Business edilizio in ospedale
Tre le società incaricate di costruire i nuovi ospedali calabresi figura anche quella in house della regione Lombardia “Infrastrutture lombarde”, che si è accaparrata un appalto da 480 milioni con una procedura sulla quale la Procura di Catanzaro ha aperto un’inchiesta. 
L’Avvocatura regionale ha avviato una verifica per valutare se esistano gli elementi che consentano di iniziare azioni risarcitorie per i gravi errori che sarebbero stati commessi in fase di progettazione. Che il pozzo nero della malagestione sia una manna per i privati lo dimostra anche l’inchiesta avviata dalla Questura di Crotone su una presunta truffa della clinica privata Villa Gioise ai danni della regione. All’interno della struttura i pazienti avrebbero pagato in nero prestazioni e interventi chirurgici rimborsati dal servizio sanitario regionale. C’è poi la piaga degli affidamenti diretti senza gara di forniture e servizi «anche al di fuori dei casi previsti dalla legge». Ad esempio, nel settore delle manutenzioni sono emersi «stretti collegamenti tra elementi degli ambienti malavitosi locali e titolari di ditte beneficiarie di affidamenti diretti, due delle quali interdette per mafia», rimarca la relazione della Commissione che ha indagato sulla Asp di Reggio. Alla Asp di Cosenza, invece, anche i debiti del pubblico diventano un business. Come quello che avrebbero scoperto i commissari di governo nel contenzioso che si trascina da anni con una ditta fornitrice. La Asp avrebbe dovuto pagare 10 milioni, ma pur avendo liquidità in cassa ne avrebbe saldati solo 6,5. Lasciando che il resto, grazie a interessi di mora dell’8% l’anno, lievitasse a 17 milioni: 7 in più rispetto alla somma inizialmente dovuta, incassati senza dover muovere un dito. Di questa malagestione è poi figlia la malasanità calabrese.

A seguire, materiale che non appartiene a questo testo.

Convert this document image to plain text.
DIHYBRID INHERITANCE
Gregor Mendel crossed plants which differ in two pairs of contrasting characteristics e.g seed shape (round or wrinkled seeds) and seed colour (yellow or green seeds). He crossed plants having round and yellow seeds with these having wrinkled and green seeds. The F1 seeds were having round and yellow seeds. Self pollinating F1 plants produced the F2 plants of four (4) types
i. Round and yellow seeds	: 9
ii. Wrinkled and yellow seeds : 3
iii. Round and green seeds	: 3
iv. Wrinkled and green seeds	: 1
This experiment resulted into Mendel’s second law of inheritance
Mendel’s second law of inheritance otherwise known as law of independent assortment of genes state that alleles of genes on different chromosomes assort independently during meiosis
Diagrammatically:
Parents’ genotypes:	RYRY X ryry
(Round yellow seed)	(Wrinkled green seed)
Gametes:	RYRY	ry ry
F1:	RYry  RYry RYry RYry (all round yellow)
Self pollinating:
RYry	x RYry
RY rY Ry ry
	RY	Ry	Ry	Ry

Maglia nera per qualità di cure
La Calabria risulta essere ultima in fatto di garanzia dei livelli essenziali di assistenza in Italia. Prima per numero di migranti della salute ma ultima per donazioni di organi, poiché mancano i reparti di rianimazione attrezzati per gli espianti. La Calabria è ultima anche per screening oncologici e i suoi ospedali sono spesso un manifesto del degrado. Come quello di Locri, dove sette medici del pronto soccorso devono fronteggiare 45mila accessi l’anno, tanto che i codici di urgenza vengono assegnati senza nemmeno aver rilevato i parametri vitali. A giorni Reggio Calabria ospiterà un Consiglio dei ministri straordinario, per approvare il decreto che assegnerà poteri altrettanto straordinari ai commissari fortemente voluti dal Ministro della salute, Giulia Grillo, nonostante le forti resistenze politiche locali. 
I direttori generali delle Asp inadempienti potranno essere rimossi immediatamente, sarà obbligatoria la vigilanza collaborativa dell’Anac. Per appalti e servizi ci si dovrà avvalere esclusivamente della Consip e di centrali di acquisto di altre regioni, mentre per gli enti in dissesto scatterà la gestione straordinaria. Un’azione di bonifica che, per essere efficace, avrà bisogno anche di una macchina giudiziaria messa nelle condizioni di iniziare e chiudere i processi.